In 1976, the Sacred Congregation for the Doctrine of the Faith discussed the issue of the ordination of women and issued a Declaration on the Question of the Admission of Women to the Ministerial Priesthood which concluded that for various doctrinal, theological, and historical reasons, the Church “… does not consider herself authorized to admit women to priestly ordination”. The most important reasons stated were first, the Church’s determination to remain faithful to its constant tradition, second, its fidelity to Christ’s will, and third, the idea of male representation due to the “sacramental nature” of the priesthood. The Biblical Commission, an advisory commission that was to study the exclusion of women from the ministerial priesthood from a biblical perspective, had three opposing findings. They were, “that the New Testament does not settle in a clear way … whether women can be ordained as priests, [that] scriptural grounds alone are not enough to exclude the possibility of ordaining women, [and that] Christ’s plan would not be transgressed by permitting the ordination of women.” In recent years, responding to questions about the matter, the Church has issued a number of documents repeating the same position. In 1994, Pope John Paul II, declared the question closed in his letter Ordinatio sacerdotalis, stating: “Wherefore, in order that all doubt may be removed regarding a matter of great importance…I declare that the Church has no authority whatsoever to confer priestly ordination on women and that this judgment is to be definitively held by all the Church’s faithful.” This encyclical further explained that the Church follows the example of Jesus, who chose only men for the specific priestly duty.

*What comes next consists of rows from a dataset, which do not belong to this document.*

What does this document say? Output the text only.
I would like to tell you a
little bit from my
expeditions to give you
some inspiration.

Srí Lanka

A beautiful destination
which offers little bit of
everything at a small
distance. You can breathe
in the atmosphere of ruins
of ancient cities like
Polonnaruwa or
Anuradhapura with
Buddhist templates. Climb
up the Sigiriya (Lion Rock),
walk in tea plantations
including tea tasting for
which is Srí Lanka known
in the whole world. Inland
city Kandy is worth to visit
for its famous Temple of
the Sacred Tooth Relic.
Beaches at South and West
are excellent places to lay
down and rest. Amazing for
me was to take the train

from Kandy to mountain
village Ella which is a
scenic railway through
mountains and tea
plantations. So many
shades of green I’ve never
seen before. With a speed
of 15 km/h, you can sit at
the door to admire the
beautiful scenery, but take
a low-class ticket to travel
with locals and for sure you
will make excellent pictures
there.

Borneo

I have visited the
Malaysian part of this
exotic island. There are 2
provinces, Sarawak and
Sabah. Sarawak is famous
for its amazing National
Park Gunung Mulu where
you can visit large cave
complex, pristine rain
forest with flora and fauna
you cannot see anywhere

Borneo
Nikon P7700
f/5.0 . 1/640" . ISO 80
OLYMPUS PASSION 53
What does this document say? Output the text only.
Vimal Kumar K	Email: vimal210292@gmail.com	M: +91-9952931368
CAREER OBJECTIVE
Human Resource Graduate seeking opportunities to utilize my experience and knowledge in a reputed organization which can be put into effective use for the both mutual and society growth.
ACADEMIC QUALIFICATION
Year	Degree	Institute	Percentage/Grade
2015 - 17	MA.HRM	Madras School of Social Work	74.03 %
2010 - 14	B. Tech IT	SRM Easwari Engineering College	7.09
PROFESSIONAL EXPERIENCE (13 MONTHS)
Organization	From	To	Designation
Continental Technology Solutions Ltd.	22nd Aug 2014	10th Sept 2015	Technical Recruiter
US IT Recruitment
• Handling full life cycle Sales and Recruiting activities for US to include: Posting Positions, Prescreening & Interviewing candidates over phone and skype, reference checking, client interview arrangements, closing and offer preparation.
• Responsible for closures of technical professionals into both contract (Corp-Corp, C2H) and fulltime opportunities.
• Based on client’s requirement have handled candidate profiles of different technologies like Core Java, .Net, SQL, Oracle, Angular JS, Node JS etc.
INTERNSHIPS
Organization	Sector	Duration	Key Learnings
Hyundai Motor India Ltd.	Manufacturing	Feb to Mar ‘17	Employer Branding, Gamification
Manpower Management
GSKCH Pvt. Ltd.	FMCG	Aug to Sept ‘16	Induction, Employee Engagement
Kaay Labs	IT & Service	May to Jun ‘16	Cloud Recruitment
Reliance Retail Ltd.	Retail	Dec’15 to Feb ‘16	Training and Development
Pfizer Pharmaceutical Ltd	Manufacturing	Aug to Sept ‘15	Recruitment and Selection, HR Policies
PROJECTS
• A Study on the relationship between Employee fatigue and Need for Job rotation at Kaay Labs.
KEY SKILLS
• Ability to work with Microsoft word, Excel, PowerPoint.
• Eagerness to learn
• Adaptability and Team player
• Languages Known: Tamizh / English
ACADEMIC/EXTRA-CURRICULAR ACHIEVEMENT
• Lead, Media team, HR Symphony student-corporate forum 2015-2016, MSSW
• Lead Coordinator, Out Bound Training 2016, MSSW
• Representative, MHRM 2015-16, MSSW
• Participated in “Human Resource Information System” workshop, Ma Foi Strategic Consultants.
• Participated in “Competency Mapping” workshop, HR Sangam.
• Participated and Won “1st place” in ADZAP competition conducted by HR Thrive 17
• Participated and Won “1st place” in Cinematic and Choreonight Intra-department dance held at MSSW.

Cardinal Ratzinger (Pope Benedict XVI) continued the church teaching regarding women’s ordination as being “founded on the written Word of God, and from the beginning constantly preserved and applied in the Tradition of the Church, it has been set forth infallibly by the ordinary and universal Magisterium.”

Presently, the Catholic Church has a shortage of priests in developed nations. To compensate, the Church has used “lay ecclesial roles.” “Various forms of lay ministry in Catholicism have developed in the last quarter-century without any formal blueprint, but rather in response to the practical reality that parishes and dioceses could not catechize their new converts, run small faith groups, plan liturgies, and administer facilities if they had to rely exclusively upon priests to do so.”

“We have in the United States 35,000 lay ecclesial ministers, of whom something like 80 or 85 percent are women.” This is a significant percentage, and this number shows how many women do not hold a leadership position within the Catholic Church. There may be a possibility of women being ordained as deacons, but this may seem improbable because Canon Law prevents women from being ordained as anything. People tend to believe that if a person is ordained a deacon then they are on their way to priesthood, but this is not true. Deacons and priests are two completely different orders.

The argument for women being ordained as deacons is based on the fact that “the first deacons were called forth by apostles, not by Christ.” The Church claims that Jesus called on his apostles and his apostles were male. Though according to this theory it does not apply to deacons. Also, again citing scripture, the only person who had the job title of “deacon” is Phoebe, a woman. Pope Francis rejected the possibility of women deacons in February 2020.